Recostado sobre el pasto, sin que el
rocío de la noche mengüe su debilitado amor nostálgico, Pablo observa la
inmensidad del cielo impregnado de estrellas. Como en un verso, equipara las
rimas con el lejano fulgor celeste. Quiere escribir ese verso, ese triste verso
pero no lo hace, aunque podría.
Rodeado de una oscuridad apenas derrotada
por el brillo estelar, a Pablo lo atacan recuerdos de un amor pretérito. Todos
los recuerdos convergen hacinados: sus ojos, sus besos, los suspiros al oído y
la soledad; el sentir sólo un espacio vacío tras su ausencia.
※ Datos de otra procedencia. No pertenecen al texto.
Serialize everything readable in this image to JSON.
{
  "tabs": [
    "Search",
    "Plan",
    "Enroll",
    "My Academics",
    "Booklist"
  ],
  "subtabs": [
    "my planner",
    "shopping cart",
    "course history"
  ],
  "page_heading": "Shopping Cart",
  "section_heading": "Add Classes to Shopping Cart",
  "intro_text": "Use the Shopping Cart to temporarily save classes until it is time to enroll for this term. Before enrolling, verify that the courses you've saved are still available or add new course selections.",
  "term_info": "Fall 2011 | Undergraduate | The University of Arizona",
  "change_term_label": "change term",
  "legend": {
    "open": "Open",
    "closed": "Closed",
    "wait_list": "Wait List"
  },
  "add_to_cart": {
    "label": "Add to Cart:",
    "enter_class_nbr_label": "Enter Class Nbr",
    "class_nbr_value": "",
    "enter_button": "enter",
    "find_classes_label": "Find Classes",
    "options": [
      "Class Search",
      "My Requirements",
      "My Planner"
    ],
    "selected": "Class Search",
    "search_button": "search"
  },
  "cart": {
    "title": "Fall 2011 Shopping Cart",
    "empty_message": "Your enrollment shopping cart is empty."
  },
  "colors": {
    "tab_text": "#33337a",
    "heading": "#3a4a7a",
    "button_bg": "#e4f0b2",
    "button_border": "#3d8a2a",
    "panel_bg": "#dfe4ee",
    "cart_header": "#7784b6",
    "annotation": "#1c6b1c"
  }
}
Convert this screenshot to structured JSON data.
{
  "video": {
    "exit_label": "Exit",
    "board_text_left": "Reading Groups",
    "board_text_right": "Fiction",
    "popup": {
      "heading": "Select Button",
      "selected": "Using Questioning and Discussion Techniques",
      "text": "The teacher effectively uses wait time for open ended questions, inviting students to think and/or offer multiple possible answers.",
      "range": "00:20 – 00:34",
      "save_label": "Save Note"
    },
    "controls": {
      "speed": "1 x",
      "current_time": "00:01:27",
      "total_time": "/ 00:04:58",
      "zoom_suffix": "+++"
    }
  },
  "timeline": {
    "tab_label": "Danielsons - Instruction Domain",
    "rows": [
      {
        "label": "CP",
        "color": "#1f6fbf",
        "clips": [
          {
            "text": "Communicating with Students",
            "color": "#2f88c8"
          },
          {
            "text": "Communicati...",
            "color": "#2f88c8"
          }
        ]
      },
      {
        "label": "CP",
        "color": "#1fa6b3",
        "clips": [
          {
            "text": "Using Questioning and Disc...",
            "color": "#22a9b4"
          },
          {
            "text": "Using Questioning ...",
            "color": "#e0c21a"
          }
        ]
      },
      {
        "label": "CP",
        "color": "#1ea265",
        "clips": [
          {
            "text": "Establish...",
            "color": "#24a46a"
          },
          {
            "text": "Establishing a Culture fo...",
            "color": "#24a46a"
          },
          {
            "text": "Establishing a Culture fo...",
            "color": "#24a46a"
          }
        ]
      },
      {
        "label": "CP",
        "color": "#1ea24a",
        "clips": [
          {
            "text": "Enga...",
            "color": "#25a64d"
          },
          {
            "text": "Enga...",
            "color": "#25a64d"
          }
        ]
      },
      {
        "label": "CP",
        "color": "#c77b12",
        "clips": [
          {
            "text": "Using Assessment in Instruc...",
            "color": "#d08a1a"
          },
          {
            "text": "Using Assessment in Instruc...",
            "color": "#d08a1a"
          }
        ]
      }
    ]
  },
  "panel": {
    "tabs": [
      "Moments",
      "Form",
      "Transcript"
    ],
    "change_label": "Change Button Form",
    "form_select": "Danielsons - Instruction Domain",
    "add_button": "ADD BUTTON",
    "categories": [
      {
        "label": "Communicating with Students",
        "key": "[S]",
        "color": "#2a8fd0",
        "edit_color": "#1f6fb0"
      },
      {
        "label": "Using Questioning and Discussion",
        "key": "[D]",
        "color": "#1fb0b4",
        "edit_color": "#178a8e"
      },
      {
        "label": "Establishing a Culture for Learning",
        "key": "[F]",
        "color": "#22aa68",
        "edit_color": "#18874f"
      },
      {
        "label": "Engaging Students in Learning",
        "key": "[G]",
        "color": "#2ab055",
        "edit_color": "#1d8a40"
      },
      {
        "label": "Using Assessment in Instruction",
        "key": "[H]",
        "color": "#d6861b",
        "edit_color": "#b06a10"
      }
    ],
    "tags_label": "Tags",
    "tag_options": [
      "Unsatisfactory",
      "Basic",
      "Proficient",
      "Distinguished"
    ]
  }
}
Oye los ruidos de la noche. El susurro del viento se asemeja a ella cuando canta. Cierra los parpados, los
aprieta, al abrirlos su mirada intempestiva la busca, no la encuentra pero la
busca. Su cuerpo se estremece y se reprocha por haberla perdido; por permitir
que comparta con otro, noches como ésta. Como él alguna vez, alguien más
disfrutará sus besos, escuchará su voz y tocará su cuerpo.
Con el alma entristecida, se repite que
la quiere e intenta convencerse de ella también a él; aunque sea a veces. Derrotado,
piensa en ese último verso, ese triste verso que podría escribir a pesar de
dolor, a pesar de tan corto amor, y tan largo olvido.